The little holy places felt like a retreat from normal life.  Sometimes it does help to leave the dishes undone and the laundry in the basket and go someplace lovely to just be.

The little holy places remind you of the things you've always known.

Thursday, August 7, 2014

Be The Cool Person

It is no secret (mostly because I talk about it a lot) that my childhood had a fair number of challenges.  Every kid handles it differently.  I internalized a lot of it and felt worthless, etc., for a very long time.

One time -I forget if it was in college or my last year of high school, a few of us were talking about our career aspirations.  I was constantly changing my mind about life at that point and it seemed like everyone around me had their paths all planned out.

I said, "I think it would be so cool to be journalist*.  You'd get to meet all these cool people!"

and my brother, Robert, said, "Why don't you just BE one of the cool people and do something awesome with your life?"

(As you can see, he has always been the bigger thinker and dreamer.  When I was 4 and playing with my imaginary horse in the back yard and calculating the cost of hay, he (age 6) was building a space ship in my "meadow" and felt genuinely let down when he couldn't get it to launch.)

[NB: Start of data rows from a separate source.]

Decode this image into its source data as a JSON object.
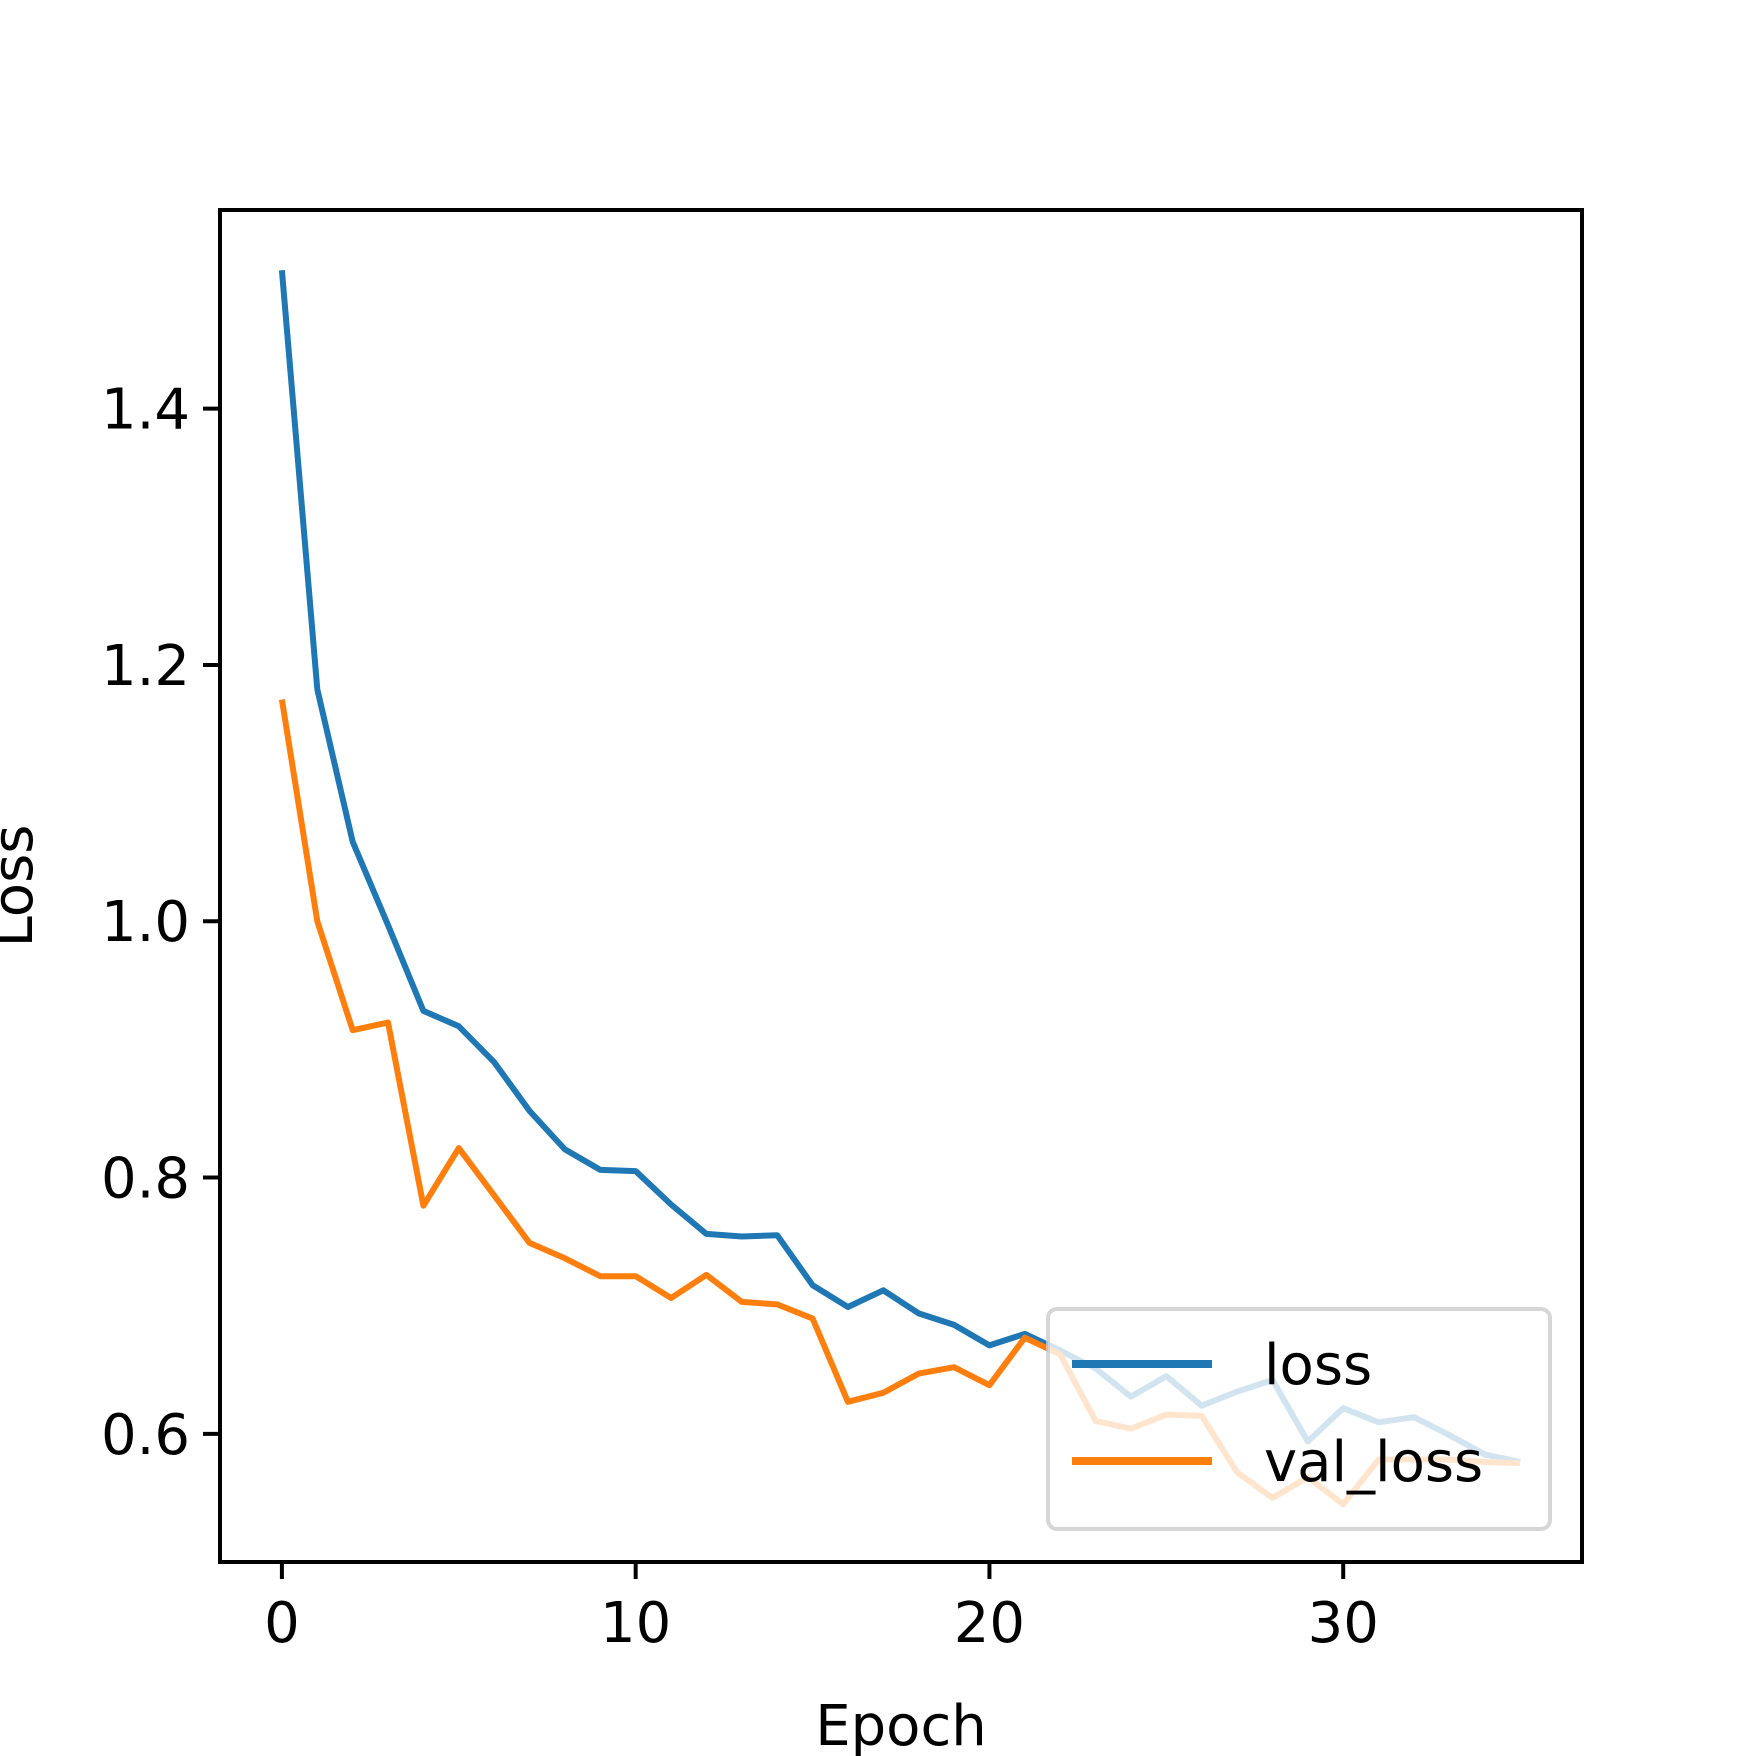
{
  "chart_data": {
    "type": "line",
    "title": "",
    "xlabel": "Epoch",
    "ylabel": "Loss",
    "xlim": [
      -1.75,
      36.75
    ],
    "ylim": [
      0.5,
      1.555
    ],
    "x_ticks": [
      0,
      10,
      20,
      30
    ],
    "x_tick_labels": [
      "0",
      "10",
      "20",
      "30"
    ],
    "y_ticks": [
      0.6,
      0.8,
      1.0,
      1.2,
      1.4
    ],
    "y_tick_labels": [
      "0.6",
      "0.8",
      "1.0",
      "1.2",
      "1.4"
    ],
    "grid": false,
    "legend_position": "lower right",
    "x": [
      0,
      1,
      2,
      3,
      4,
      5,
      6,
      7,
      8,
      9,
      10,
      11,
      12,
      13,
      14,
      15,
      16,
      17,
      18,
      19,
      20,
      21,
      22,
      23,
      24,
      25,
      26,
      27,
      28,
      29,
      30,
      31,
      32,
      33,
      34,
      35
    ],
    "series": [
      {
        "name": "loss",
        "color": "#1f77b4",
        "values": [
          1.508,
          1.181,
          1.062,
          0.997,
          0.93,
          0.918,
          0.89,
          0.852,
          0.822,
          0.806,
          0.805,
          0.779,
          0.756,
          0.754,
          0.755,
          0.716,
          0.699,
          0.712,
          0.694,
          0.685,
          0.669,
          0.678,
          0.665,
          0.651,
          0.629,
          0.645,
          0.622,
          0.633,
          0.642,
          0.594,
          0.62,
          0.609,
          0.613,
          0.599,
          0.584,
          0.578
        ]
      },
      {
        "name": "val_loss",
        "color": "#ff7f0e",
        "values": [
          1.173,
          1.0,
          0.915,
          0.921,
          0.778,
          0.823,
          0.786,
          0.749,
          0.737,
          0.723,
          0.723,
          0.706,
          0.724,
          0.703,
          0.701,
          0.69,
          0.625,
          0.632,
          0.647,
          0.652,
          0.638,
          0.675,
          0.662,
          0.61,
          0.604,
          0.615,
          0.614,
          0.57,
          0.55,
          0.566,
          0.545,
          0.58,
          0.58,
          0.58,
          0.578,
          0.577
        ]
      }
    ]
  }
}
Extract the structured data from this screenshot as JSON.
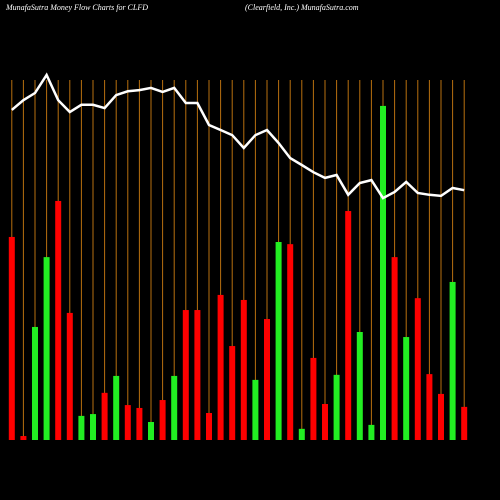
{
  "chart_data": {
    "type": "bar",
    "title": "MunafaSutra  Money Flow  Charts for CLFD",
    "subtitle": "(Clearfield, Inc.) MunafaSutra.com",
    "categories": [
      null,
      null,
      null,
      null,
      null,
      null,
      null,
      null,
      null,
      null,
      null,
      null,
      null,
      null,
      null,
      null,
      null,
      null,
      null,
      null,
      null,
      null,
      null,
      null,
      null,
      null,
      null,
      null,
      null,
      null,
      null,
      null,
      null,
      null,
      null,
      null,
      null,
      null,
      null,
      null
    ],
    "values": [
      56.4,
      1.1,
      31.4,
      50.8,
      66.4,
      35.3,
      6.7,
      7.2,
      13.1,
      17.8,
      9.7,
      8.9,
      5,
      11.1,
      17.8,
      36.1,
      36.1,
      7.5,
      40.3,
      26.1,
      38.9,
      16.7,
      33.6,
      55,
      54.4,
      3.1,
      22.8,
      10,
      18.1,
      63.6,
      30,
      4.2,
      92.8,
      50.8,
      28.6,
      39.4,
      18.3,
      12.8,
      43.9,
      9.2
    ],
    "colors": [
      "#ff0000",
      "#ff0000",
      "#22ee22",
      "#22ee22",
      "#ff0000",
      "#ff0000",
      "#22ee22",
      "#22ee22",
      "#ff0000",
      "#22ee22",
      "#ff0000",
      "#ff0000",
      "#22ee22",
      "#ff0000",
      "#22ee22",
      "#ff0000",
      "#ff0000",
      "#ff0000",
      "#ff0000",
      "#ff0000",
      "#ff0000",
      "#22ee22",
      "#ff0000",
      "#22ee22",
      "#ff0000",
      "#22ee22",
      "#ff0000",
      "#ff0000",
      "#22ee22",
      "#ff0000",
      "#22ee22",
      "#22ee22",
      "#22ee22",
      "#ff0000",
      "#22ee22",
      "#ff0000",
      "#ff0000",
      "#ff0000",
      "#22ee22",
      "#ff0000"
    ],
    "line": {
      "color": "#ffffff",
      "values": [
        91.7,
        94.4,
        96.4,
        101.4,
        94.4,
        91.1,
        93.1,
        93.1,
        92.2,
        95.8,
        96.9,
        97.2,
        97.8,
        96.7,
        97.8,
        93.6,
        93.6,
        87.5,
        86.1,
        84.7,
        81.1,
        84.7,
        86.1,
        82.5,
        78.3,
        76.4,
        74.4,
        72.8,
        73.6,
        68.1,
        71.4,
        72.2,
        67.2,
        68.9,
        71.7,
        68.6,
        68.1,
        67.8,
        70,
        69.4
      ]
    },
    "ylim": [
      0,
      105
    ],
    "grid": true,
    "grid_color": "#b8700f"
  }
}
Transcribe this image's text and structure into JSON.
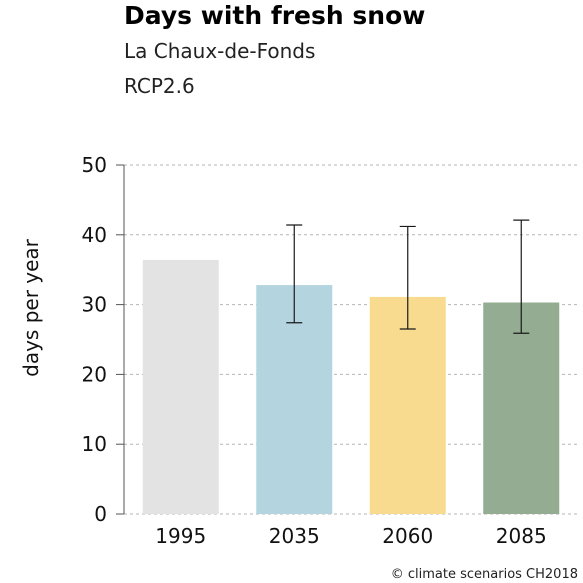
{
  "header": {
    "title": "Days with fresh snow",
    "subtitle": "La Chaux-de-Fonds",
    "scenario": "RCP2.6"
  },
  "credit": "© climate scenarios CH2018",
  "chart_data": {
    "type": "bar",
    "title": "Days with fresh snow",
    "subtitle": "La Chaux-de-Fonds",
    "scenario": "RCP2.6",
    "xlabel": "",
    "ylabel": "days per year",
    "ylim": [
      0,
      50
    ],
    "yticks": [
      0,
      10,
      20,
      30,
      40,
      50
    ],
    "grid": true,
    "categories": [
      "1995",
      "2035",
      "2060",
      "2085"
    ],
    "values": [
      36.4,
      32.8,
      31.1,
      30.3
    ],
    "error_low": [
      null,
      27.4,
      26.5,
      25.9
    ],
    "error_high": [
      null,
      41.4,
      41.2,
      42.1
    ],
    "colors": [
      "#e3e3e3",
      "#b4d5df",
      "#f9db8f",
      "#93ac92"
    ]
  }
}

So, I scowled at him, but he did get me to think.  I was a bit surprised at the thought that, I, weird and awkward and bookish, with no social sense and horrid hair, could be one of the cool people and have an interesting life.  I was Luna Lovegood before she was born. 

Frankly, I think Luna Lovegood steals the Harry Potter show.

So, a lot of my life has been the ongoing realization that, Hey! I can do that!! after spending too much time thinking stuff was out of my realm of possibility.

Hey! I can have an opinion!
Hey! I can support myself!
Hey! I can go to law school!
Hey! I can buy a car on my own!
Hey! I can make mistakes and survive!
Hey! I can be an athlete!
Hey! I can go to another country alone and not speak the language and still have massive amounts of fun!
Hey! I can be different!

I did not consciously TRY to have a cool life -it came about from the slowly dawning realization that the only thing ever holding me back is me.

That is something I have to make more effort to remember.


*journalists can be cool people, too. All the ones I know are.